Here’s the really great part – you will not be charged anything at all! This program is completely free.
Also, while participating in the Livestrong program not only do you get to take this class for free, you and all of family members living with you; get to use the entire YMCA facility free of charge for four whole months.
How great is that?
This commitment alone speaks volumes about Livestrong, the organization.
When your twelve-week class ends, once again there will be the follow-up forms, evaluations and maybe even a party!

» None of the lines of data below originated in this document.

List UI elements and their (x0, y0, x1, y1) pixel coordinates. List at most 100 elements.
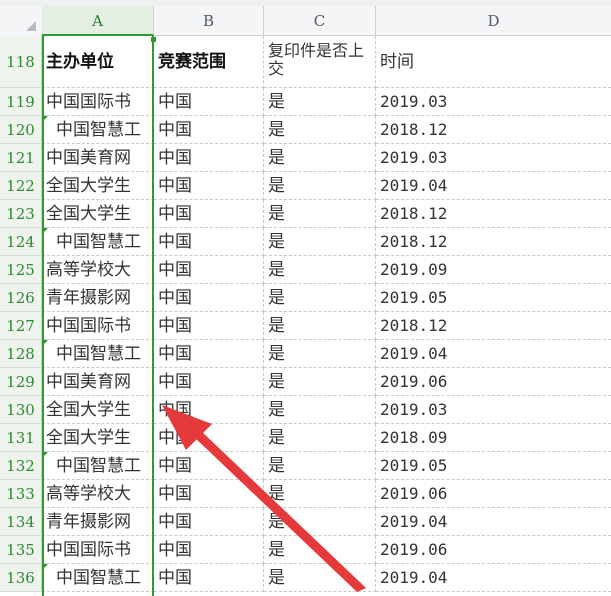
cell-organizer[interactable]: 中国国际书 (42, 312, 154, 340)
column-header-c[interactable]: C (264, 6, 376, 36)
cell-time[interactable]: 2019.04 (376, 508, 611, 536)
row-header[interactable]: 125 (0, 256, 42, 284)
cell-organizer[interactable]: 中国国际书 (42, 88, 154, 116)
cell-time[interactable]: 2019.04 (376, 340, 611, 368)
row-header[interactable]: 124 (0, 228, 42, 256)
header-cell-copy-submitted[interactable]: 复印件是否上交 (264, 36, 376, 88)
column-header-a[interactable]: A (42, 6, 154, 36)
row-header[interactable]: 129 (0, 368, 42, 396)
cell-time[interactable]: 2019.04 (376, 564, 611, 592)
cell-scope[interactable]: 中国 (154, 424, 264, 452)
cell-organizer[interactable]: 中国智慧工 (42, 340, 154, 368)
cell-time[interactable]: 2019.06 (376, 536, 611, 564)
cell-scope[interactable]: 中国 (154, 284, 264, 312)
cell-copy-submitted[interactable]: 是 (264, 284, 376, 312)
cell-copy-submitted[interactable]: 是 (264, 368, 376, 396)
cell-time[interactable]: 2018.12 (376, 228, 611, 256)
cell-copy-submitted[interactable]: 是 (264, 228, 376, 256)
cell-scope[interactable]: 中国 (154, 144, 264, 172)
cell-time[interactable]: 2019.06 (376, 368, 611, 396)
row-header[interactable]: 123 (0, 200, 42, 228)
cell-scope[interactable]: 中国 (154, 228, 264, 256)
row-header[interactable]: 135 (0, 536, 42, 564)
cell-organizer[interactable]: 全国大学生 (42, 172, 154, 200)
cell-copy-submitted[interactable]: 是 (264, 88, 376, 116)
cell-organizer[interactable]: 全国大学生 (42, 424, 154, 452)
cell-copy-submitted[interactable]: 是 (264, 564, 376, 592)
cell-scope[interactable]: 中国 (154, 508, 264, 536)
cell-scope[interactable]: 中国 (154, 116, 264, 144)
cell-scope[interactable]: 中国 (154, 396, 264, 424)
fill-handle[interactable] (151, 37, 156, 42)
row-header[interactable]: 126 (0, 284, 42, 312)
cell-copy-submitted[interactable]: 是 (264, 480, 376, 508)
cell-time[interactable]: 2019.03 (376, 396, 611, 424)
cell-scope[interactable]: 中国 (154, 536, 264, 564)
cell-organizer[interactable]: 中国智慧工 (42, 452, 154, 480)
row-header[interactable]: 130 (0, 396, 42, 424)
row-header[interactable]: 122 (0, 172, 42, 200)
cell-scope[interactable]: 中国 (154, 564, 264, 592)
cell-copy-submitted[interactable]: 是 (264, 508, 376, 536)
row-header[interactable]: 118 (0, 36, 42, 88)
cell-organizer[interactable]: 中国智慧工 (42, 228, 154, 256)
cell-copy-submitted[interactable]: 是 (264, 200, 376, 228)
cell-scope[interactable]: 中国 (154, 200, 264, 228)
row-header[interactable]: 127 (0, 312, 42, 340)
row-header[interactable]: 119 (0, 88, 42, 116)
cell-time[interactable]: 2018.12 (376, 312, 611, 340)
cell-scope[interactable]: 中国 (154, 256, 264, 284)
cell-scope[interactable]: 中国 (154, 452, 264, 480)
cell-copy-submitted[interactable]: 是 (264, 536, 376, 564)
cell-time[interactable]: 2019.05 (376, 284, 611, 312)
row-header[interactable]: 136 (0, 564, 42, 592)
row-header[interactable]: 133 (0, 480, 42, 508)
cell-copy-submitted[interactable]: 是 (264, 256, 376, 284)
cell-organizer[interactable]: 全国大学生 (42, 200, 154, 228)
cell-scope[interactable]: 中国 (154, 368, 264, 396)
row-header[interactable]: 120 (0, 116, 42, 144)
cell-copy-submitted[interactable]: 是 (264, 116, 376, 144)
cell-organizer[interactable]: 青年摄影网 (42, 508, 154, 536)
cell-organizer[interactable]: 青年摄影网 (42, 284, 154, 312)
cell-organizer[interactable]: 全国大学生 (42, 396, 154, 424)
cell-time[interactable]: 2018.12 (376, 200, 611, 228)
cell-scope[interactable]: 中国 (154, 88, 264, 116)
cell-copy-submitted[interactable]: 是 (264, 172, 376, 200)
cell-copy-submitted[interactable]: 是 (264, 312, 376, 340)
cell-time[interactable]: 2019.04 (376, 172, 611, 200)
row-header[interactable]: 121 (0, 144, 42, 172)
cell-copy-submitted[interactable]: 是 (264, 396, 376, 424)
cell-organizer[interactable]: 中国智慧工 (42, 564, 154, 592)
cell-copy-submitted[interactable]: 是 (264, 452, 376, 480)
cell-organizer[interactable]: 高等学校大 (42, 480, 154, 508)
column-header-b[interactable]: B (154, 6, 264, 36)
row-header[interactable]: 132 (0, 452, 42, 480)
cell-time[interactable]: 2019.05 (376, 452, 611, 480)
cell-time[interactable]: 2018.12 (376, 116, 611, 144)
cell-time[interactable]: 2019.03 (376, 144, 611, 172)
cell-organizer[interactable]: 中国国际书 (42, 536, 154, 564)
cell-copy-submitted[interactable]: 是 (264, 144, 376, 172)
cell-scope[interactable]: 中国 (154, 312, 264, 340)
cell-scope[interactable]: 中国 (154, 340, 264, 368)
cell-organizer[interactable]: 中国智慧工 (42, 116, 154, 144)
cell-time[interactable]: 2019.03 (376, 88, 611, 116)
cell-time[interactable]: 2019.06 (376, 480, 611, 508)
row-header[interactable]: 134 (0, 508, 42, 536)
header-cell-organizer[interactable]: 主办单位 (42, 36, 154, 88)
row-header[interactable]: 131 (0, 424, 42, 452)
header-cell-scope[interactable]: 竞赛范围 (154, 36, 264, 88)
column-header-d[interactable]: D (376, 6, 611, 36)
cell-time[interactable]: 2019.09 (376, 256, 611, 284)
select-all-corner[interactable] (0, 6, 43, 37)
row-header[interactable]: 128 (0, 340, 42, 368)
cell-organizer[interactable]: 中国美育网 (42, 368, 154, 396)
cell-scope[interactable]: 中国 (154, 172, 264, 200)
cell-organizer[interactable]: 中国美育网 (42, 144, 154, 172)
cell-copy-submitted[interactable]: 是 (264, 340, 376, 368)
cell-time[interactable]: 2018.09 (376, 424, 611, 452)
cell-scope[interactable]: 中国 (154, 480, 264, 508)
cell-organizer[interactable]: 高等学校大 (42, 256, 154, 284)
header-cell-time[interactable]: 时间 (376, 36, 611, 88)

It’s fun to see proof on paper that you actually have improved.
Unfortunately, another observation I must also share is that my class slowly dwindled in numbers. This was due mostly to the nature of cancer. Several participants had to pull out and return to vigorous treatment regimens.
Such is life in Cancer Land.
It’s also worth noting that each week stories were shared and friendships developed. We did more than just exercise together; we listened to and cared about one another.
As for my own personal fitness goals, admittedly gains I made were very small. The scale numbers didn’t shift much in the right direction either. But that’s okay.
Small steps count too.
So, if you have ever thought about participating in your local YMCA’s Livestrong program, go ahead and sign up. You won’t be sorry you did! For more information, click here.
Finally, in case any of my wonderful Livestrong instructors are reading, I want to say thank you. You guys and this program are great!
Have you ever participated in the Livestrong program?
How has your body taken a “hit” physically post diagnosis?
What’s your favorite form of exercise?